Thanks for your note, Jane. Interestingly, the quotation attributed to Nathaniel Hawthorne is genuine.
Date: 1860
Book Title: The Marble Fann, Or the Romance of Monte Beni
Author: Nathaniel Hawthorne
Volume 1
Houghton, Mifflin and Company, Boston, Massachusetts
Database: Google Books Full View
https://books.google.com/books?id=m-PhulwpAw4C&q=+%22Time+flies%22#v=snippet&
[Begin excerpt]
“I may have known such a life, when I was younger,” answered the Count, gravely. “I am not a boy now. Time flies over us, but leaves its shadow behind.”
[End excerpt]
The article about “Time flies like an arrow. Fruit flies like a banana” mentions the following, as you have already seen.

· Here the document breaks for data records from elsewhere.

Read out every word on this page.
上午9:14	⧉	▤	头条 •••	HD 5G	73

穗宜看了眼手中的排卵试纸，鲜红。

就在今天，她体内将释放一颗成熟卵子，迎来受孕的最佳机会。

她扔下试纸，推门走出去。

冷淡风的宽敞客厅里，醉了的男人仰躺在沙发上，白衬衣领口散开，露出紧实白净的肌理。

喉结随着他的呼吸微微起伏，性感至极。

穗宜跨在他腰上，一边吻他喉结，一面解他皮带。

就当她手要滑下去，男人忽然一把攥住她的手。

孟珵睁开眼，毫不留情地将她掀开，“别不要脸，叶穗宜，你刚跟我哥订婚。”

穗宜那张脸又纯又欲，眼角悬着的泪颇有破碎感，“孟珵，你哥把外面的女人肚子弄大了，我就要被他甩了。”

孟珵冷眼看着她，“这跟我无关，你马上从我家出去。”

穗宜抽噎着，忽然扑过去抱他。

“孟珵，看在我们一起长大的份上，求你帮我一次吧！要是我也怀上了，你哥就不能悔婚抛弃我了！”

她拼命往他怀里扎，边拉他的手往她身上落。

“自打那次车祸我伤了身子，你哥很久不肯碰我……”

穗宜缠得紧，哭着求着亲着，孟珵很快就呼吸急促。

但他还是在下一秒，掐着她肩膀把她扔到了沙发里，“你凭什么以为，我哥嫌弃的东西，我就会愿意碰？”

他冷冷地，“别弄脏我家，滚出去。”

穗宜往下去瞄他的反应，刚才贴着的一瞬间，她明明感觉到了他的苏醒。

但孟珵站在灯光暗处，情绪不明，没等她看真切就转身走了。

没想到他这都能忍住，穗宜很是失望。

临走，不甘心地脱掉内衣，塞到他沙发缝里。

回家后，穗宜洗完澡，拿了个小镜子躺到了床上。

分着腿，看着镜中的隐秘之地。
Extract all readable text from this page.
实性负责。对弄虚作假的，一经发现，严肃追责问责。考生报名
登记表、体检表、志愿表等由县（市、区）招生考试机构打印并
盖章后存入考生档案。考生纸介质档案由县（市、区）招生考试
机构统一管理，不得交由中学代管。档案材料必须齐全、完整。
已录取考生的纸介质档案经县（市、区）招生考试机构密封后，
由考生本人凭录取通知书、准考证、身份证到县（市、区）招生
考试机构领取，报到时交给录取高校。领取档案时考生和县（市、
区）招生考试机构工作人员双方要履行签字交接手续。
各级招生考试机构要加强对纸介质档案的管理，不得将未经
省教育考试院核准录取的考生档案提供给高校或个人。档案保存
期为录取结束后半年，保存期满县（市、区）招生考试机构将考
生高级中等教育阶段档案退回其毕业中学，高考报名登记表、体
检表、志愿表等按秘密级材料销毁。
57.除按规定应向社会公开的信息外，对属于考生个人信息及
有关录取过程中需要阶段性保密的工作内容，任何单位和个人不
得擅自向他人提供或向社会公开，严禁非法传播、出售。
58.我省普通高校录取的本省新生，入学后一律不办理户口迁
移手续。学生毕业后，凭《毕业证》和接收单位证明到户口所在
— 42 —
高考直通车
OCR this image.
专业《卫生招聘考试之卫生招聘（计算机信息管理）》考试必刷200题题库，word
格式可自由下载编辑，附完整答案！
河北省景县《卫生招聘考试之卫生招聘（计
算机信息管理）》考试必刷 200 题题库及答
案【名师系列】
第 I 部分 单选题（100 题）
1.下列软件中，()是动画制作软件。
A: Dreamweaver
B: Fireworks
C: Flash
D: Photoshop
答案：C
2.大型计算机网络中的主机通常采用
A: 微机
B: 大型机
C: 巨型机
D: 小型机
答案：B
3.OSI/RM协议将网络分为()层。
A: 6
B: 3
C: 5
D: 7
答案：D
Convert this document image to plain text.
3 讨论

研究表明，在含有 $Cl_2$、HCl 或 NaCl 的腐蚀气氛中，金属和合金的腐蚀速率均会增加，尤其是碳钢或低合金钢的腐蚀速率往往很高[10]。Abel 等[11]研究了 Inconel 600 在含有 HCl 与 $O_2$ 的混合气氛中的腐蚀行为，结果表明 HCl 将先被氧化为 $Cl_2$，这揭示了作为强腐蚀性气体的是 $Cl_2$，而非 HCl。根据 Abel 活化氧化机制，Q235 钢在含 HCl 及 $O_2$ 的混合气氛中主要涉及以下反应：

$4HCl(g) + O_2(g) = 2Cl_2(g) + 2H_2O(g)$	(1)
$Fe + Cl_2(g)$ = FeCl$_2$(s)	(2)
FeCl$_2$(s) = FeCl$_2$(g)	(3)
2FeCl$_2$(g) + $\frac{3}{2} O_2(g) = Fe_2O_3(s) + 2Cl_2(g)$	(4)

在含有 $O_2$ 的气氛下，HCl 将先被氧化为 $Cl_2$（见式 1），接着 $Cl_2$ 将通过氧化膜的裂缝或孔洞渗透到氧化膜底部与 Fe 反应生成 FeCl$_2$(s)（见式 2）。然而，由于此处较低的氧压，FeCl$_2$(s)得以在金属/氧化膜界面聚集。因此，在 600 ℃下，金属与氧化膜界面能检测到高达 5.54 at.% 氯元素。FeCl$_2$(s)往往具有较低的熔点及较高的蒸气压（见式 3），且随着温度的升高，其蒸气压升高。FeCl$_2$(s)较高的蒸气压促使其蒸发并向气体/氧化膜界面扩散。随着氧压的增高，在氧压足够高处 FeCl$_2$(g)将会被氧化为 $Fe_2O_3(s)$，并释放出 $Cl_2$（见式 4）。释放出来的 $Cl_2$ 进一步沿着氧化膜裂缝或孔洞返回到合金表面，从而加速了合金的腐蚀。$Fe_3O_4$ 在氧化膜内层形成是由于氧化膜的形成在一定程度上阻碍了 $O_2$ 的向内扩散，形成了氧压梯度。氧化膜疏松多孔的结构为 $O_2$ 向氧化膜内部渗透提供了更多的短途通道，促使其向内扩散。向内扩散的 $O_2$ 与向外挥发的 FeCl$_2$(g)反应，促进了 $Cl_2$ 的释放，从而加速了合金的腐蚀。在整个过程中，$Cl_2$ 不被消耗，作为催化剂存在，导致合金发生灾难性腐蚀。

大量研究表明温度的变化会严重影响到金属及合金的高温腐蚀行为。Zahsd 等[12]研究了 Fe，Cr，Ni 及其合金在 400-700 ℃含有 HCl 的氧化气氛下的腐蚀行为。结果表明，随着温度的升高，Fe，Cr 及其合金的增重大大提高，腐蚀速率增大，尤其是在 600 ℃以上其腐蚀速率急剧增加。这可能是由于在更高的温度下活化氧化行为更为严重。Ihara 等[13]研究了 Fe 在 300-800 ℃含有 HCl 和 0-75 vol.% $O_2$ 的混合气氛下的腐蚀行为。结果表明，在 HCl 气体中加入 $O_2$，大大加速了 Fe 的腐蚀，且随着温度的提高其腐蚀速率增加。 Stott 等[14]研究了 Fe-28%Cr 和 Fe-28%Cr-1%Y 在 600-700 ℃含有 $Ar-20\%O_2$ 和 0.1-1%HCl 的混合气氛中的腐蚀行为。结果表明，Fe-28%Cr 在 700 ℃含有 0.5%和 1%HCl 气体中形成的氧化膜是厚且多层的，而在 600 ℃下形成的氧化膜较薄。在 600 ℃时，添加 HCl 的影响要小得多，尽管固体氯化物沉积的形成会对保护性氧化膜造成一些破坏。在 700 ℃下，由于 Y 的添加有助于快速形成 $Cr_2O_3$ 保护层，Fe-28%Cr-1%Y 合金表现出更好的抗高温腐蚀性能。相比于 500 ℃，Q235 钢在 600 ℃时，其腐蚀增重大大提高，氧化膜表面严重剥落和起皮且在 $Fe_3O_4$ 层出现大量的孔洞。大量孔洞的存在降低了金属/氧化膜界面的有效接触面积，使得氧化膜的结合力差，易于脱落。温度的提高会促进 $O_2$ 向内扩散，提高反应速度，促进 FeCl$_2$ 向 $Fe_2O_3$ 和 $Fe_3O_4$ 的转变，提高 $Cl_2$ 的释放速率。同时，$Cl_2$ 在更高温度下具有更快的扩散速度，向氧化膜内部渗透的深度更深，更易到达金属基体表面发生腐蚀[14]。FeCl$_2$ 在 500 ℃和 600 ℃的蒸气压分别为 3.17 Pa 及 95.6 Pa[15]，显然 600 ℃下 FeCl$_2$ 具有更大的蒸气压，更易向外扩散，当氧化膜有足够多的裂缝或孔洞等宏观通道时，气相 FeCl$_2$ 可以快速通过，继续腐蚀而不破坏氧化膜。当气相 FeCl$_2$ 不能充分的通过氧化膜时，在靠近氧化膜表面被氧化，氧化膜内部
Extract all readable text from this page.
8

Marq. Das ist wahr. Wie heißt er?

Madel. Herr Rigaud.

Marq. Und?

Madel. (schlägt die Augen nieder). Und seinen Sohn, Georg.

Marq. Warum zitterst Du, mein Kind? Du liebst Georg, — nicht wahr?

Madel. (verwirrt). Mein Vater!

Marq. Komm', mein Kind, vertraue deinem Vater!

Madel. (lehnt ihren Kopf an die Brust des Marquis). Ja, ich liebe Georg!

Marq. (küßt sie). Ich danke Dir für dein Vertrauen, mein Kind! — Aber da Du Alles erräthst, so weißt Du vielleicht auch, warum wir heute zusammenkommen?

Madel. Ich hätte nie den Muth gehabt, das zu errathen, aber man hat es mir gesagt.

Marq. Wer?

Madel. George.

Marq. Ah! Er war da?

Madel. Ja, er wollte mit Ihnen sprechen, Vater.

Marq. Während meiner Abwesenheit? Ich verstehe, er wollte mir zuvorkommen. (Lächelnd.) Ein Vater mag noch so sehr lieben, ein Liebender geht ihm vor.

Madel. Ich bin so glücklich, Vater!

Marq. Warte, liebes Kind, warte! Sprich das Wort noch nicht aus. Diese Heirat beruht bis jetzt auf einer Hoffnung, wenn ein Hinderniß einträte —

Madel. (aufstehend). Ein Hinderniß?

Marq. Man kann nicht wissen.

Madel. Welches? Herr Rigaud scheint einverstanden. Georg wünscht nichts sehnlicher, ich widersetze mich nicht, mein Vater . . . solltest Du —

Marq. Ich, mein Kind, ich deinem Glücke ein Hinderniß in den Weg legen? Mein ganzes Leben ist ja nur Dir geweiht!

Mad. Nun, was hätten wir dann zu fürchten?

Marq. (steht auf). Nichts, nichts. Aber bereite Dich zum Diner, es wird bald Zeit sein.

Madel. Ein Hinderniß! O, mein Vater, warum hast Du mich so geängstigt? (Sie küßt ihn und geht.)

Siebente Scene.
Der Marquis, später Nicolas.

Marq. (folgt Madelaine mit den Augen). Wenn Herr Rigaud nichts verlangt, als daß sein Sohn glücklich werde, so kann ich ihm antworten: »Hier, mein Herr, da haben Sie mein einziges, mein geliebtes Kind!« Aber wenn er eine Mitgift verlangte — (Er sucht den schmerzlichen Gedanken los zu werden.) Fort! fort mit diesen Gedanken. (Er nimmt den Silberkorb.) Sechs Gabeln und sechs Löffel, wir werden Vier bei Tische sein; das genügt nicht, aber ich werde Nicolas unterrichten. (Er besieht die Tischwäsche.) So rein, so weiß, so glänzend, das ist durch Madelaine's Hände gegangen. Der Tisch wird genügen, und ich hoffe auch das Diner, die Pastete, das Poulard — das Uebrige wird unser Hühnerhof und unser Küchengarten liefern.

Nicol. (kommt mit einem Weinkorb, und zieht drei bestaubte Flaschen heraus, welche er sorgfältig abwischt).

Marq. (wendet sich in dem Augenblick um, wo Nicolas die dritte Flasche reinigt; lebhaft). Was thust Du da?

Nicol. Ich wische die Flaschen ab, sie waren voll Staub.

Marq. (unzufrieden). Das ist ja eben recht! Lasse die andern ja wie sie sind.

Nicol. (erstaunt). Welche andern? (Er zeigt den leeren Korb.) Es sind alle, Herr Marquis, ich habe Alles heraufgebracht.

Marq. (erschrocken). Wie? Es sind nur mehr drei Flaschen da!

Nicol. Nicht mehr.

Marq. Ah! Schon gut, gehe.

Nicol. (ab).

In 1690 the simile about time appeared in a religious book titled “The Pleasure of the Mind; Or, the Foretast of Happiness”:
[Begin excerpt]
... for the time flies away as swift as a Bird of the Air, or as an Arrow out of a Bow.
[End excerpt]
In 1816 the precise expression “Time flies like an arrow” appeared in “The Infidel’s Text-Book, Being the Substance of Thirteen Lectures on the Bible” by Robert Cooper who described the following statement as a Chinese proverb:
[Begin excerpt]
“Time flies like an arrow; days and months like a weaver’s shuttle.”